Educating adolescent and parental love

 Loving parents, parental love and overprotection

Depends on my skirt and my father's wallet! Individual farmer in the family. Parenting a teenager and destroying overprotection loving parents. How to raise a teenager young man

One child in the family. The most beloved, the most expensive. All for rodnulki, everything if only son smiling and happy.

But son grew up, and excessive tutelage becomes smaller. For loving parents th   it is still the same small and inexperienced boy, whom where you need to decide where the razrulit ...

But he has long been its adult life, a girl and a desire to live in freedom. So, as you want it, not the parents.

Like and family life, and what draws the certainty is not far off, but the parents put a spoke in the wheel, and pull down the harm that was created over the years. Trying to break, his re sonny.
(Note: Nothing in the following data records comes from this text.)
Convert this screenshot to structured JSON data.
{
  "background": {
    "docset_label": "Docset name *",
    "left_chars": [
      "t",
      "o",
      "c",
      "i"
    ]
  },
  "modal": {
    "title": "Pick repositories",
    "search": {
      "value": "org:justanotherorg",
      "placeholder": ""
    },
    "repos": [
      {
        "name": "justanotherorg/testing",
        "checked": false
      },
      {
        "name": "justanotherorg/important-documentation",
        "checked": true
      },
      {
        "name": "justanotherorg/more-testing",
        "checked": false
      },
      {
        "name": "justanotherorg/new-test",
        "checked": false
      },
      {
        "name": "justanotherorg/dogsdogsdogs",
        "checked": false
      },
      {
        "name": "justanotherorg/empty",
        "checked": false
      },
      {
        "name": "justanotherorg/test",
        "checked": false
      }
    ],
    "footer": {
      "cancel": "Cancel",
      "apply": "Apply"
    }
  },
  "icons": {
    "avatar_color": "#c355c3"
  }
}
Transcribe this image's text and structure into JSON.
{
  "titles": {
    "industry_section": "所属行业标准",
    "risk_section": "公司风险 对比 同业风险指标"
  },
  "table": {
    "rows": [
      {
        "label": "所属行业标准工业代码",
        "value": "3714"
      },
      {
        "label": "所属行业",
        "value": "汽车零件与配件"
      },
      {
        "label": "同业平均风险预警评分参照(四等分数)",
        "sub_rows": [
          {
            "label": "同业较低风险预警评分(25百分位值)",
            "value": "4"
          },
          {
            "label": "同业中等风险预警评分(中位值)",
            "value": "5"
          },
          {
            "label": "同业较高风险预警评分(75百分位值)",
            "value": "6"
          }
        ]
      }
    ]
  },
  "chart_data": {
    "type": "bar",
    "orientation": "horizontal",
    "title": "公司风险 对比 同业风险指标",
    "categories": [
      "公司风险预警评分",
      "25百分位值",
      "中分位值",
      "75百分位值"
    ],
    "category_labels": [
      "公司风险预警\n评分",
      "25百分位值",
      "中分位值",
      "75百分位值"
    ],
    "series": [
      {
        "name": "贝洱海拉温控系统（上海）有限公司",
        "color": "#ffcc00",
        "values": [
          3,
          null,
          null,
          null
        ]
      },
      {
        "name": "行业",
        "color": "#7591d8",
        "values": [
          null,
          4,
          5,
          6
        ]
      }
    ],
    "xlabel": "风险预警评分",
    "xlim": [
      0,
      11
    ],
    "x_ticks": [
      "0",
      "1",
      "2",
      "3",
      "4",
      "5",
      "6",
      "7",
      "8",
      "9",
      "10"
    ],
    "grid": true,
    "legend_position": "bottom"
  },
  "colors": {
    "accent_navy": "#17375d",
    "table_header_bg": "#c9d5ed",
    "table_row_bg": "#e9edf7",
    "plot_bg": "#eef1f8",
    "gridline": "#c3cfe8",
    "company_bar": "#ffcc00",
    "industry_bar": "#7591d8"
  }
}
Snap back to the skirt and return to the house of a favorite child.

And how to be in this situation?

Of course, loving parents do it all of the best intentions.

Try to protect the child up to the last and do not want to let him into the harsh world of independence.

How to solve the problem of excessive care?

As lucidly explained by loving parents that the son grew up, and he has a personal life? The question is rather rhetorical. No definite answer to what it is not, and if not who did not reply to.

Can collect will in a fist, and take the first step in the direction? In an extreme case, parents will always return. Try to solve all the problems, to live, not survive, no one is dependent and stay on top. Do you want to live - learn to spin, as they say.

DIY their lives such as I would like you to live it. Let go of Mom's hand and my father's wallet. Start work, understand what it is to contain at least one yourself. Maybe then you'll understand why parents scold you for embezzlement and carelessness ...

Compromise and is always there! It is only necessary to choose the right way and start a new path. Yes, it will be difficult, it will be difficult to get used to the fact that the whole load will fall on your shoulders, but what to do, life is either afloat or go to the bottom.

Of course, do not argue, there is an intermediate state, neither fish nor fowl. But who will you be? This is not independence, to live separately on all the same money the parents, it is not a step forward, it is a pathetic attempt to prove to yourself that you can at least something, but you can not do ...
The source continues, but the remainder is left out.